Sin embargo, es conveniente resaltar que estos antecedentes de pobreza y fragilidad no son causa-efecto del éxito de la conversión fanática. La película humaniza las distintas formas mediante las cuales cada uno de los chavales se apropia y da sentido al dogma, y quien llega al final o por el contrario, se queda en el camino. En el caso de Yachine, por ejemplo, es de crucial importancia el trato tan personalizado que el grupo tiene por momentos con él –haciéndole sentir especial e importante–, ya que en esa competitividad entre hermanos, “llegar hasta el final sin dudar” supone el primer y único triunfo del pequeño respecto al mayor –el cual deja claro que lo está viviendo como una derrota–. Otra necesidad individual de las tantas detectadas y satisfechas por los cerebros del grupo.

Por último, como he prometido, frases que el autor introduce para recordar. Sin spoilers, el diálogo entre Yachine y Nabil que abre y cierra la película, y que demuestra de una forma curiosa el amor incondicional del segundo hacia su compatriota de infancia. Le pregunta Yachine a Nabile…:

¿Estás dormido?

Aún no, ¿por qué?

En tu opinión…

¿Qué?

¿Qué pensara Ghislaine, cuándo sepa que morí como un mártir?

¿Qué quieres decir?

¿Estará triste? ¿Feliz? ¿Cómo recibirá la noticia?

Hay muchas en el paraíso. Iguales a Ghislaine. Cientos o miles…
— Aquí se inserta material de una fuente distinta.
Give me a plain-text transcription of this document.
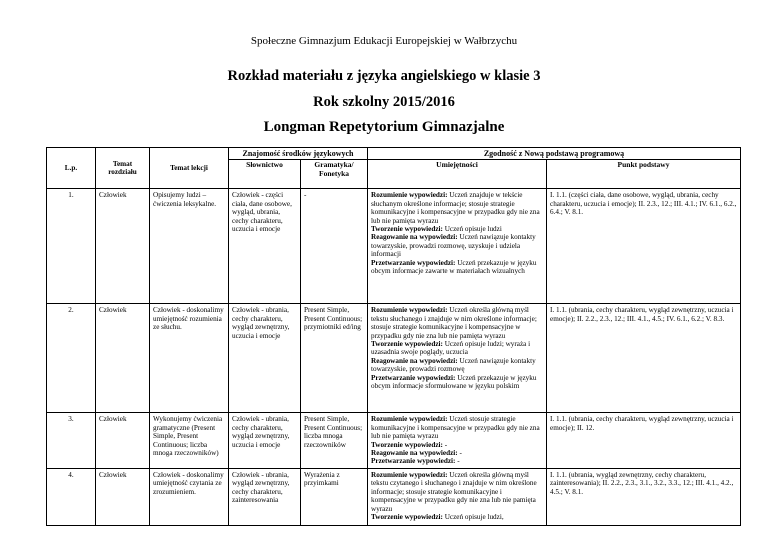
Społeczne Gimnazjum Edukacji Europejskiej w Wałbrzychu
Rozkład materiału z języka angielskiego w klasie 3
Rok szkolny 2015/2016
Longman Repetytorium Gimnazjalne
L.p.	Temat rozdziału	Temat lekcji	Znajomość środków językowych		Zgodność z Nową podstawą programową	
			Słownictwo	Gramatyka/ Fonetyka	Umiejętności	Punkt podstawy
1.	Człowiek	Opisujemy ludzi – ćwiczenia leksykalne.	Człowiek - części ciała, dane osobowe, wygląd, ubrania, cechy charakteru, uczucia i emocje	-	Rozumienie wypowiedzi: Uczeń znajduje w tekście słuchanym określone informacje; stosuje strategie komunikacyjne i kompensacyjne w przypadku gdy nie zna lub nie pamięta wyrazu
Tworzenie wypowiedzi: Uczeń opisuje ludzi
Reagowanie na wypowiedzi: Uczeń nawiązuje kontakty towarzyskie, prowadzi rozmowę, uzyskuje i udziela informacji
Przetwarzanie wypowiedzi: Uczeń przekazuje w języku obcym informacje zawarte w materiałach wizualnych	I. 1.1. (części ciała, dane osobowe, wygląd, ubrania, cechy charakteru, uczucia i emocje); II. 2.3., 12.; III. 4.1.; IV. 6.1., 6.2., 6.4.; V. 8.1.
2.	Człowiek	Człowiek - doskonalimy umiejętność rozumienia ze słuchu.	Człowiek - ubrania, cechy charakteru, wygląd zewnętrzny, uczucia i emocje	Present Simple, Present Continuous; przymiotniki ed/ing	Rozumienie wypowiedzi: Uczeń określa główną myśl tekstu słuchanego i znajduje w nim określone informacje; stosuje strategie komunikacyjne i kompensacyjne w przypadku gdy nie zna lub nie pamięta wyrazu
Tworzenie wypowiedzi: Uczeń opisuje ludzi; wyraża i uzasadnia swoje poglądy, uczucia
Reagowanie na wypowiedzi: Uczeń nawiązuje kontakty towarzyskie, prowadzi rozmowę
Przetwarzanie wypowiedzi: Uczeń przekazuje w języku obcym informacje sformułowane w języku polskim	I. 1.1. (ubrania, cechy charakteru, wygląd zewnętrzny, uczucia i emocje); II. 2.2., 2.3., 12.; III. 4.1., 4.5.; IV. 6.1., 6.2.; V. 8.3.
3.	Człowiek	Wykonujemy ćwiczenia gramatyczne (Present Simple, Present Continuous; liczba mnoga rzeczowników)	Człowiek - ubrania, cechy charakteru, wygląd zewnętrzny, uczucia i emocje	Present Simple, Present Continuous; liczba mnoga rzeczowników	Rozumienie wypowiedzi: Uczeń stosuje strategie komunikacyjne i kompensacyjne w przypadku gdy nie zna lub nie pamięta wyrazu
Tworzenie wypowiedzi: -
Reagowanie na wypowiedzi: -
Przetwarzanie wypowiedzi: -	I. 1.1. (ubrania, cechy charakteru, wygląd zewnętrzny, uczucia i emocje); II. 12.
4.	Człowiek	Człowiek - doskonalimy umiejętność czytania ze zrozumieniem.	Człowiek - ubrania, wygląd zewnętrzny, cechy charakteru, zainteresowania	Wyrażenia z przyimkami	Rozumienie wypowiedzi: Uczeń określa główną myśl tekstu czytanego i słuchanego i znajduje w nim określone informacje; stosuje strategie komunikacyjne i kompensacyjne w przypadku gdy nie zna lub nie pamięta wyrazu
Tworzenie wypowiedzi: Uczeń opisuje ludzi,	I. 1.1. (ubrania, wygląd zewnętrzny, cechy charakteru, zainteresowania); II. 2.2., 2.3., 3.1., 3.2., 3.3., 12.; III. 4.1., 4.2., 4.5.; V. 8.1.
Los Caballos de Dios (2012), en el fondo, nos está narrando la génesis de los atentados que sacudieron la mayor ciudad marroquí el 16 de mayo de 2003 y que dejaron una treintena de muertos y un centenar de heridos. Como no soy cineasta, no creo que lo relevante sea analizar si la forma en la que el autor plasma estas realidades es más o menos acertada. Como sí soy proyecto de psicóloga, creo que para entender cómo se compone cualquier poliedro es inevitable realizar una lectura completa, como la que haríamos de cualquier novela, de todas las facetas de las que se componen las historias personales de sus protagonistas.

Y es que es inevitablemente fácil contextualizar, y con ello simpatizar con la cotidianeidad de las víctimas parisinas en los atentados del pasado 15 de noviembre, y con el miedo común que esto genera: “Nos podría haber pasado a cualquiera de nosotros”. Sin embargo, el resto de vidas humanas –dejando en segundo plano diferencias basadas en la supuesta distancia cultural– no dejan de ser historias personales que pueden y deben ser contadas, aunque sea a partir de la aparente proximidad un tanto sesgada que supone cualquier película o documental como producto cultural y representación de cualquier realidad social.